Electrical – How to diagnose the cause of the washing machine shocking me

electrical

Australian 240v power supply.

Worked fine without incident for 5 years. One day I plugged washing machine into a plug adapter with no ground connection between the washing machine plug and the power outlet. (so it just has live and neutral connections). I received what felt like a 100 to 240v shock from the metal drum of the washing machine.

Putting my proximity voltage detector within 40cm of the unit resulted in it beeping (it usually needs to be within 1cm to detect anything.)

My question is: does this mean that the washing machine drum was always energized, and the only thing saving me from being shocked was that the ground wire was safely attracting the current away from me when I touched the machine?
Does this mean that the only possibility is that somewhere inside the machine a live wire is touching the metal exterior of the machine? or could it be another possibility?

My multimeter results:
From ground on plug to washing machine drum is infinite to 120,000 ohms resistance (changes when drum rotates). To other parts of the metal chassis it shows 83 ohms resistance. These parts still cause the proximity detector to light up.
The live, neutral on plug to drum and chassis show infinite resistance.

The live, neutral and ground prongs on the plug all show infinite resistance to each other.

My voltage testing screwdriver lights up when touched to the drum, chassis and internal ground wiring.

All other readings are infinite/blank, including voltage and current readings from drum and chassis while they are energized.

I don't understand how I can get shocks from the drum and chassis and they can set my proximity voltage alarm off, but no readings come through the multimeter. Is it because I can only rest the probes on the metal drum and the resistance is too high in my multimeter and the current is happier to flow through the chassis?

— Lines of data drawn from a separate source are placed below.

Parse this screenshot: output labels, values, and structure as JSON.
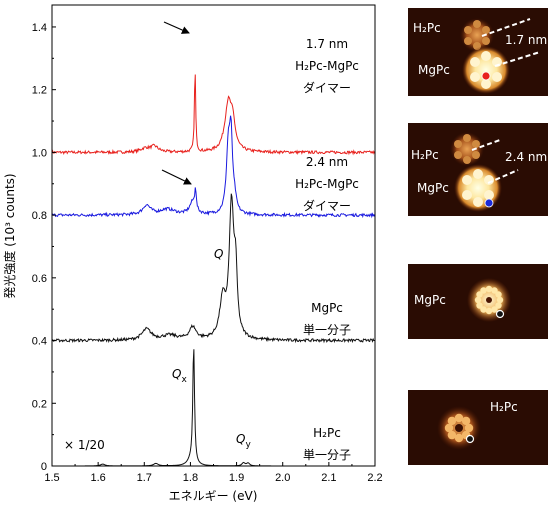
{
  "chart_data": {
    "type": "line",
    "xlabel": "エネルギー (eV)",
    "ylabel": "発光強度 (10³ counts)",
    "xlim": [
      1.5,
      2.2
    ],
    "ylim": [
      0,
      1.47
    ],
    "xticks": [
      1.5,
      1.6,
      1.7,
      1.8,
      1.9,
      2.0,
      2.1,
      2.2
    ],
    "yticks": [
      0,
      0.2,
      0.4,
      0.6,
      0.8,
      1.0,
      1.2,
      1.4
    ],
    "xtick_labels": [
      "1.5",
      "1.6",
      "1.7",
      "1.8",
      "1.9",
      "2.0",
      "2.1",
      "2.2"
    ],
    "ytick_labels": [
      "0",
      "0.2",
      "0.4",
      "0.6",
      "0.8",
      "1.0",
      "1.2",
      "1.4"
    ],
    "grid": false,
    "series": [
      {
        "color": "#e8211d",
        "baseline": 0.2,
        "offset": 1.0,
        "labels": [
          "1.7 nm",
          "H₂Pc-MgPc",
          "ダイマー"
        ],
        "peaks": [
          {
            "x": 1.702,
            "height": 0.012,
            "width": 0.012
          },
          {
            "x": 1.722,
            "height": 0.018,
            "width": 0.01
          },
          {
            "x": 1.81,
            "height": 0.268,
            "width": 0.0016
          },
          {
            "x": 1.882,
            "height": 0.155,
            "width": 0.009
          },
          {
            "x": 1.892,
            "height": 0.07,
            "width": 0.006
          }
        ]
      },
      {
        "color": "#1a1adf",
        "baseline": 0.0,
        "offset": 0.8,
        "labels": [
          "2.4 nm",
          "H₂Pc-MgPc",
          "ダイマー"
        ],
        "peaks": [
          {
            "x": 1.705,
            "height": 0.03,
            "width": 0.01
          },
          {
            "x": 1.75,
            "height": 0.018,
            "width": 0.02
          },
          {
            "x": 1.805,
            "height": 0.04,
            "width": 0.008
          },
          {
            "x": 1.811,
            "height": 0.065,
            "width": 0.0018
          },
          {
            "x": 1.882,
            "height": 0.2,
            "width": 0.005
          },
          {
            "x": 1.888,
            "height": 0.22,
            "width": 0.004
          },
          {
            "x": 1.896,
            "height": 0.035,
            "width": 0.004
          }
        ]
      },
      {
        "color": "#111111",
        "baseline": 0.0,
        "offset": 0.4,
        "labels": [
          "MgPc",
          "単一分子"
        ],
        "peaks": [
          {
            "x": 1.705,
            "height": 0.035,
            "width": 0.012
          },
          {
            "x": 1.755,
            "height": 0.015,
            "width": 0.02
          },
          {
            "x": 1.805,
            "height": 0.04,
            "width": 0.009
          },
          {
            "x": 1.87,
            "height": 0.12,
            "width": 0.008
          },
          {
            "x": 1.889,
            "height": 0.42,
            "width": 0.006
          },
          {
            "x": 1.898,
            "height": 0.18,
            "width": 0.004
          }
        ]
      },
      {
        "color": "#111111",
        "baseline": 0.0,
        "offset": 0.0,
        "labels": [
          "H₂Pc",
          "単一分子"
        ],
        "peaks": [
          {
            "x": 1.807,
            "height": 0.383,
            "width": 0.0022
          },
          {
            "x": 1.8,
            "height": 0.015,
            "width": 0.008
          },
          {
            "x": 1.61,
            "height": 0.006,
            "width": 0.006
          },
          {
            "x": 1.725,
            "height": 0.008,
            "width": 0.006
          },
          {
            "x": 1.915,
            "height": 0.01,
            "width": 0.004
          },
          {
            "x": 1.925,
            "height": 0.009,
            "width": 0.004
          }
        ]
      }
    ],
    "annotations": {
      "q": "Q",
      "qx_main": "Q",
      "qx_sub": "x",
      "qy_main": "Q",
      "qy_sub": "y",
      "scale": "× 1/20"
    }
  },
  "images": [
    {
      "labels": [
        "H₂Pc",
        "MgPc"
      ],
      "distance": "1.7 nm",
      "dot_color": "#e8211d"
    },
    {
      "labels": [
        "H₂Pc",
        "MgPc"
      ],
      "distance": "2.4 nm",
      "dot_color": "#1a2ad8"
    },
    {
      "labels": [
        "MgPc"
      ],
      "dot_color": "#111111"
    },
    {
      "labels": [
        "H₂Pc"
      ],
      "dot_color": "#111111"
    }
  ]
}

Note: the machine does not have to be turned on for the proximity meter to detect voltage in the drum.

Thanks

Best Answer

Putting my proximity voltage detector within 40cm of the unit resulted in it beeping (it usually needs to be within 1cm to detect anything.)

This usually means hot/neutral is reversed. There might be nothing wrong with the washer. Call an electrician first. And ground that outlet! Your machine's electronics will thank you.

(FWIW I use a non-contact voltage detector daily for diagnosing home appliances.)